By the time I got to college I was very confused. I strongly felt the religious impulse but couldn’t reconcile it with the scientific approach to the universe. I remember (very little) about going to a Christian weekend during my first year and talking to two girls who laughed (pleasantly as they suddenly gained an insight into me) and said I was an intellectual. Which struck me as odd as I didn’t believe I was intelligent enough to be an intellectual. I also went to an evangelical do in Liverpool and came away, as did the woman friend I’d gone with, feeling it was manipulative. I spent several Sundays going to a Pentecostal Church. After the lively meetings, the congregation went to a local hospital with fruit and talked to the patients, not trying to convert but just to provide some company, which I thought was nice. Eventually I had a one to one session with the pastor who tried to bring me across to Jesus.

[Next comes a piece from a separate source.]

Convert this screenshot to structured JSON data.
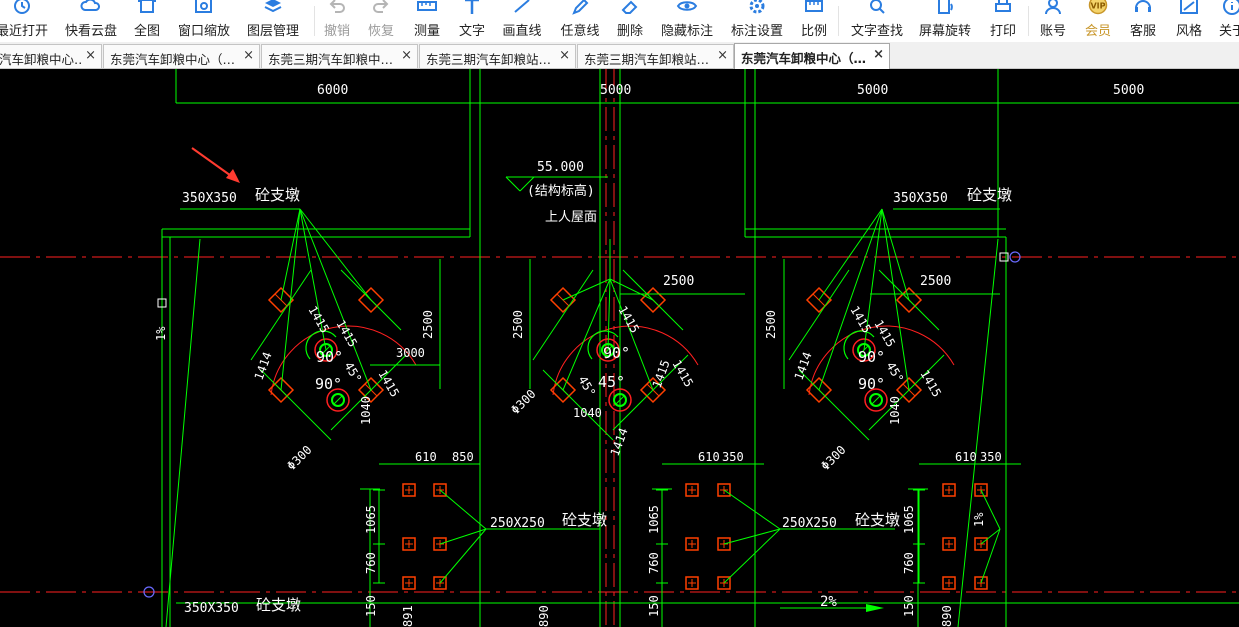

He failed and that was pretty much it for me and religion.

I’ve stood there, wanting God to speak to me in some way, begging Him/She/It/Whatever. I want to believe, help me. I’m open to you.

Nothing came because there is nothing there. And we are briefly burning flames in the night and what is left of the flame when it is blown out?



That’s right.









POST SCRIPT

Rather ironically, in my online novel All The Worlds At Once (see sidebar), I came up with a quasi-scientific explanation for the existence of a god.